Despite the financial interests of the legal profession (Big Law), the pharmaceutical industry + psychiatry + the idea of the ability to prevent crime may be able to gain the upper hand. There is simply much more money involved for them and they can paint a picture of a better world.

It will come down to the ability to defend free will. And if that defense is impossible (for an individual) they will likely simply put their trust in a science-field. It is a non-risk choice versus taking responsibility for defending free will. It may explain why psychiatry has been winning so easily, while from the outlook, Free Will Skepticism may appear questionable.

Denouncing a ‘belief’ in Free Will

Will people who work in the criminal justice system be able to hold on to a belief in free will? They have a much tougher time. They may not have a philosophical background and may merely be confronted with the reality of crime within the scope of their profession.

When a judge is confronted with horrific crimes on a daily basis, at some point in time it may be logical that the judge wishes for a mere chance to be able to prevent the crimes. The abolishing of a belief in free will may then seem worth the chance. A multi-trillion USD science + industry is eager to take over responsibility and control.

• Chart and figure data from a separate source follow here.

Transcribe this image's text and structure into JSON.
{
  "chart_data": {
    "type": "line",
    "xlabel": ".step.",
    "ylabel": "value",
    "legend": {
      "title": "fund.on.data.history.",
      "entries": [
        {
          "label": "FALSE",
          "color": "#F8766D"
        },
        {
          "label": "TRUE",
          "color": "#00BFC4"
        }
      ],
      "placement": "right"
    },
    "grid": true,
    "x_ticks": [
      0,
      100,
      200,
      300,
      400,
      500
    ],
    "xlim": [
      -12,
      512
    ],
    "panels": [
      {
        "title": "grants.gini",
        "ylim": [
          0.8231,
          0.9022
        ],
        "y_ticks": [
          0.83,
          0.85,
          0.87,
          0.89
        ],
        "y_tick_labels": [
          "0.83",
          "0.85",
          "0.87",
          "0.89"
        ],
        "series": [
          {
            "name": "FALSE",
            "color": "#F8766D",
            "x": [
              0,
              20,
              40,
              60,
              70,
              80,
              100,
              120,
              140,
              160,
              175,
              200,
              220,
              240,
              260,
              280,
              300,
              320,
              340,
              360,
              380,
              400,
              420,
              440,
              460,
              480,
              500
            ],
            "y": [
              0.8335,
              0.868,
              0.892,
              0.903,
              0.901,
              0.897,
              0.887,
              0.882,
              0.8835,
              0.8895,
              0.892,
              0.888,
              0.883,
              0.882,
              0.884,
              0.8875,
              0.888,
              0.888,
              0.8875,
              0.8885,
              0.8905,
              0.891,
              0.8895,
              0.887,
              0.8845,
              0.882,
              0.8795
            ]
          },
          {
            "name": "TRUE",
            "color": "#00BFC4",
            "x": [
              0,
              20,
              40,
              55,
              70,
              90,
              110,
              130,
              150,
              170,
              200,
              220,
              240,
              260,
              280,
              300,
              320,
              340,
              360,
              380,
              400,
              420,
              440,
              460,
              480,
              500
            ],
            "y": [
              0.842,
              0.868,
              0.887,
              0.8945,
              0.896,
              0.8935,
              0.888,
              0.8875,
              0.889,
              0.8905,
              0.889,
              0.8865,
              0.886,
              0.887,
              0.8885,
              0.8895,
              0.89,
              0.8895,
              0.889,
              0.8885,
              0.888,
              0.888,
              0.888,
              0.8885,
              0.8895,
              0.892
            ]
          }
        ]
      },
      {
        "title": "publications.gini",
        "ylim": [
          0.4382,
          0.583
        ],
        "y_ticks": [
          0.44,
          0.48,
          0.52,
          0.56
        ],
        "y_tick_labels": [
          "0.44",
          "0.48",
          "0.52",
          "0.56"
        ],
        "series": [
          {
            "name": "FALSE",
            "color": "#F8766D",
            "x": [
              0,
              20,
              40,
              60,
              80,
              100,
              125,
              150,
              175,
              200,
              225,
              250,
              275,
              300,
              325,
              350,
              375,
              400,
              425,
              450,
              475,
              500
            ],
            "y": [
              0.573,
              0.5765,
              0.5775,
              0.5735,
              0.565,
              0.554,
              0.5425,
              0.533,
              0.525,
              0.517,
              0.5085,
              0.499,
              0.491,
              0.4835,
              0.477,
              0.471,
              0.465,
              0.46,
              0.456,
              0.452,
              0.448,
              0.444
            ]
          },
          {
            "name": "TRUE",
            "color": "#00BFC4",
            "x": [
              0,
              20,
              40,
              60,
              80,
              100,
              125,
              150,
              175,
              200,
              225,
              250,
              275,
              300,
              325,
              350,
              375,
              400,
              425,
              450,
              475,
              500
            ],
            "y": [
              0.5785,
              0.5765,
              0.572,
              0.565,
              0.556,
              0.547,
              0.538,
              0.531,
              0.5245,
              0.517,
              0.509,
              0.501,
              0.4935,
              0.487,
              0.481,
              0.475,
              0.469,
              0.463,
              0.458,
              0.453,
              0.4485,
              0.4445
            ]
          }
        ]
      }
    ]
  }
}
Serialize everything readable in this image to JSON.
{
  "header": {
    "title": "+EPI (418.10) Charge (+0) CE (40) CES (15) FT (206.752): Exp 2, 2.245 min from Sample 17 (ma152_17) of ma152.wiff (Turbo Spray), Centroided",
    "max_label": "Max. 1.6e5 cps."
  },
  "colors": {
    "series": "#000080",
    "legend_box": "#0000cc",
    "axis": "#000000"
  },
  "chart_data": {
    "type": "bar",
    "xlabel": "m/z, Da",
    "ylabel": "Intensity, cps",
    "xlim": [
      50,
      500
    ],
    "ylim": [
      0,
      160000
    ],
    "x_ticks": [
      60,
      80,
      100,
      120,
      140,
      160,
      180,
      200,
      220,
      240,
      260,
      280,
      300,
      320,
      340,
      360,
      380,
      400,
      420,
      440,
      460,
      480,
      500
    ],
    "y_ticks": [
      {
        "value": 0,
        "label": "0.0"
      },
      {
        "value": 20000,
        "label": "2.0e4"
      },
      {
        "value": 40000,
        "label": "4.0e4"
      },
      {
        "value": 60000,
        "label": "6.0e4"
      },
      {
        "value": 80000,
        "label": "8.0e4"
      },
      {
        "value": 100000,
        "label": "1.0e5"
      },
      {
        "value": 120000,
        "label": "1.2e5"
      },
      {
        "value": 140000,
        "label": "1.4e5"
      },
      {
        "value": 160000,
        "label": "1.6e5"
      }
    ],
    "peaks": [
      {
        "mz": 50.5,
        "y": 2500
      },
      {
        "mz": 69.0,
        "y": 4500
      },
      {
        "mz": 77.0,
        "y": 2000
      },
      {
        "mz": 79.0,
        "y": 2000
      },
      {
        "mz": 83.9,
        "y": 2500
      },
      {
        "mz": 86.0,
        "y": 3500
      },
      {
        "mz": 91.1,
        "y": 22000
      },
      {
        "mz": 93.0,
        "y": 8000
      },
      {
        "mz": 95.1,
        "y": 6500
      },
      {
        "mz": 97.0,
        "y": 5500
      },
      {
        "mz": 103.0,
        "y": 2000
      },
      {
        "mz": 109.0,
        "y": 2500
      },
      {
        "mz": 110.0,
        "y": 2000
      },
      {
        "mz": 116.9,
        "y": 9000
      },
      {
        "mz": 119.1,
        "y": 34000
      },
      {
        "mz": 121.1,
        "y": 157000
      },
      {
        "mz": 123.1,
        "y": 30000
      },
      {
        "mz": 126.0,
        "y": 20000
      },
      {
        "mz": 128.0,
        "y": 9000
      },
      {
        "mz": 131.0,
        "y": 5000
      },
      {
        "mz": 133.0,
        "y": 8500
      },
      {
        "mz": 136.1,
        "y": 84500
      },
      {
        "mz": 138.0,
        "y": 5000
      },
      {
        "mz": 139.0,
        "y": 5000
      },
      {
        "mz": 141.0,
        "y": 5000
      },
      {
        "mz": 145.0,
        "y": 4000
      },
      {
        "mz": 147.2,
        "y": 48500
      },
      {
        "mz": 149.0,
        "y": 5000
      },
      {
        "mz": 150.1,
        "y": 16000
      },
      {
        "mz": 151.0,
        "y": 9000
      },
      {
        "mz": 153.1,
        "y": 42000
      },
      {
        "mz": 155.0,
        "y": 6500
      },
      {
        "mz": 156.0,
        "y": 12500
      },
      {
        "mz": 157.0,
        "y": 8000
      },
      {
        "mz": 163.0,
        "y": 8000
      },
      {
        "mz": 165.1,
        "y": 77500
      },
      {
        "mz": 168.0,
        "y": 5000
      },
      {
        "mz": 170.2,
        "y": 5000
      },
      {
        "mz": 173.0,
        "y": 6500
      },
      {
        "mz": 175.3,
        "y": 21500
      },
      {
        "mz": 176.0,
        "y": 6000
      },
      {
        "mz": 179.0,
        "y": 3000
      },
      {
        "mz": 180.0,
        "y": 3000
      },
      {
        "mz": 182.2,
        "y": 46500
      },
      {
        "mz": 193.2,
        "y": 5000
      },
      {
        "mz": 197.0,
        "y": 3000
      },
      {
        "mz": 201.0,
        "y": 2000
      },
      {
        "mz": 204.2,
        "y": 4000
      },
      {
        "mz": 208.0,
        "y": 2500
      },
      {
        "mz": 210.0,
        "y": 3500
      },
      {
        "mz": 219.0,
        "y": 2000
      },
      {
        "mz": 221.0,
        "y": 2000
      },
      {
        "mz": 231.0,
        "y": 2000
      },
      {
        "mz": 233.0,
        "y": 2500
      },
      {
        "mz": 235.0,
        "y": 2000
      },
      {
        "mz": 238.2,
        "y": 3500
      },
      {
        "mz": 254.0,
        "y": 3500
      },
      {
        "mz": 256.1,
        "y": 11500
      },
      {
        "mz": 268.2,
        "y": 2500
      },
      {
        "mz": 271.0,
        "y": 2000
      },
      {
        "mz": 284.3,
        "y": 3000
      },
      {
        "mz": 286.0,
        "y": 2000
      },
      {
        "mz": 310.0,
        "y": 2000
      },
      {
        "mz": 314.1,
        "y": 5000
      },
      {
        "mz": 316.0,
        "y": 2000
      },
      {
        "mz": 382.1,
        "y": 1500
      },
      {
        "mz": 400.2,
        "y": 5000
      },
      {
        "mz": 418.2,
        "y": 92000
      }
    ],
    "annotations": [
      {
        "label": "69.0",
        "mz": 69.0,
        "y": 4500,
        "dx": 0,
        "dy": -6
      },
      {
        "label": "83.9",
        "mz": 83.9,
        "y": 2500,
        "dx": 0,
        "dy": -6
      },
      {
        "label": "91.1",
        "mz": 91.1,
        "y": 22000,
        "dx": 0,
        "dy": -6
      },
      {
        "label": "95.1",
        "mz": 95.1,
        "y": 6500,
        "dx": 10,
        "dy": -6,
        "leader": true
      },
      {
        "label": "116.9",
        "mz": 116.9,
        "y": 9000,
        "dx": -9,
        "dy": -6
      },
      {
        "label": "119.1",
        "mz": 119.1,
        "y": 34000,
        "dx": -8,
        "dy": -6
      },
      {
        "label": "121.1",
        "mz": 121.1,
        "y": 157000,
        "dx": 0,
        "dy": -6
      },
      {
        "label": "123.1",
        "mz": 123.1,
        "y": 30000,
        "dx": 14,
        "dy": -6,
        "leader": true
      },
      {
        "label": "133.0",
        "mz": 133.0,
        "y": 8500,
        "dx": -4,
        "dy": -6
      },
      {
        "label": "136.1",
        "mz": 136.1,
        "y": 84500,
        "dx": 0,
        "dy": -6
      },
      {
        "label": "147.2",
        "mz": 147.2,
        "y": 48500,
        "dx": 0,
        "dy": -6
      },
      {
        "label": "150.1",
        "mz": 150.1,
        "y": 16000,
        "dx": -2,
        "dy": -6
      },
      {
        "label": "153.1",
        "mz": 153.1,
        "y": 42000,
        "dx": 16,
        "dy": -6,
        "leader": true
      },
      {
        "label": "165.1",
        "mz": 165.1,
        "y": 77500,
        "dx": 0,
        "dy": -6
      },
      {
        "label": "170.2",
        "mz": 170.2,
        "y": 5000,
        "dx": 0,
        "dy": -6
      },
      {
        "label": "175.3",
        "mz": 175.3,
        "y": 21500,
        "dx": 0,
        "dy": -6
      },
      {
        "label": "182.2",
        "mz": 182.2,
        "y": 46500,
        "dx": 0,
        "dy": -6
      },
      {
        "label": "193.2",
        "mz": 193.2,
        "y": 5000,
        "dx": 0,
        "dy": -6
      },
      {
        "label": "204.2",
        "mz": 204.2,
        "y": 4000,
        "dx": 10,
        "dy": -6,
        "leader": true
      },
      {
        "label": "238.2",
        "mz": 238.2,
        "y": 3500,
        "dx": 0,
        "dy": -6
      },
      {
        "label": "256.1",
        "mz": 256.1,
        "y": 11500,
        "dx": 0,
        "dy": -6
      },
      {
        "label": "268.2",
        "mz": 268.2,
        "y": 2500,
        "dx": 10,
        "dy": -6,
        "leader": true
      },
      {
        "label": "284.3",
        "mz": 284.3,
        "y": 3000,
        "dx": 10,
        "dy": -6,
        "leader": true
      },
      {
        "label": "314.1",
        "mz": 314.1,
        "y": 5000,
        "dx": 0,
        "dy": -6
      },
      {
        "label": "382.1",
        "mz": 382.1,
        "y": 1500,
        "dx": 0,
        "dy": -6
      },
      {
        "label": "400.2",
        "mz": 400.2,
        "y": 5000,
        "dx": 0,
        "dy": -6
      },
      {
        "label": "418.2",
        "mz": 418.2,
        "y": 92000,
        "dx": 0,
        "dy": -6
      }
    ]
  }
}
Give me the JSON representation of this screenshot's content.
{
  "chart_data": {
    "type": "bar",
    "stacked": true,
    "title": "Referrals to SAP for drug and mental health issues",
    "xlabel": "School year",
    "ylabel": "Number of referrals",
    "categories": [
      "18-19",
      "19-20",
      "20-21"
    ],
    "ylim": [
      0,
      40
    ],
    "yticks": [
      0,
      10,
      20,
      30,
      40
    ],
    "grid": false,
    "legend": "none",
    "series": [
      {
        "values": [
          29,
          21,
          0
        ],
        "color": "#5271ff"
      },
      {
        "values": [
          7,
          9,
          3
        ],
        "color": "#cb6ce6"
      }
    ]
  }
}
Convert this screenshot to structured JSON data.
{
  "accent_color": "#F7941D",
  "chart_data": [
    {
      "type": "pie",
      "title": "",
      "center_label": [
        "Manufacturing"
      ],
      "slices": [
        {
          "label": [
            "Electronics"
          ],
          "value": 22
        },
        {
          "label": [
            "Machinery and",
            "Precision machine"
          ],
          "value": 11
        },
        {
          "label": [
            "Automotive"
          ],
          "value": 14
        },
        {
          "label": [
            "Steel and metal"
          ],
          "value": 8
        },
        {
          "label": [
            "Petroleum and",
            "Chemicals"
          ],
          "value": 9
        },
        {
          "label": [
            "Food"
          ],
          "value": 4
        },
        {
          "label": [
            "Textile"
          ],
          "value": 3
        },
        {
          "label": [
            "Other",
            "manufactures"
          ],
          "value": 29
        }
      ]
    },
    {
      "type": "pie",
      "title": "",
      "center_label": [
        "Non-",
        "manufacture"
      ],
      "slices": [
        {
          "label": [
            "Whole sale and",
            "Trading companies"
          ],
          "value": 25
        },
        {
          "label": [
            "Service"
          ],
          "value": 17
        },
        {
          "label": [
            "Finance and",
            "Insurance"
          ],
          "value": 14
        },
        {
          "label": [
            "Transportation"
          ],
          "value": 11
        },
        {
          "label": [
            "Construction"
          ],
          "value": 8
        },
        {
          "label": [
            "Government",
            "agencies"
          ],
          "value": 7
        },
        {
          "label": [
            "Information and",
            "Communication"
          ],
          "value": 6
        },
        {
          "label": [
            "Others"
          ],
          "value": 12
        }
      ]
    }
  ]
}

It seems that a mere plausible philosophical consideration may have a hard time to defend free will at the moment that a hint of a chance of prevention presents itself as a choice.

No one can blame someone who chooses to abolish a belief in free will in favor of a replacement of the retributive justice system with preventative psychiatric measures. On the contrary, holding on to a belief in free will on the basis of philosophical consideration bears a heavy responsibility.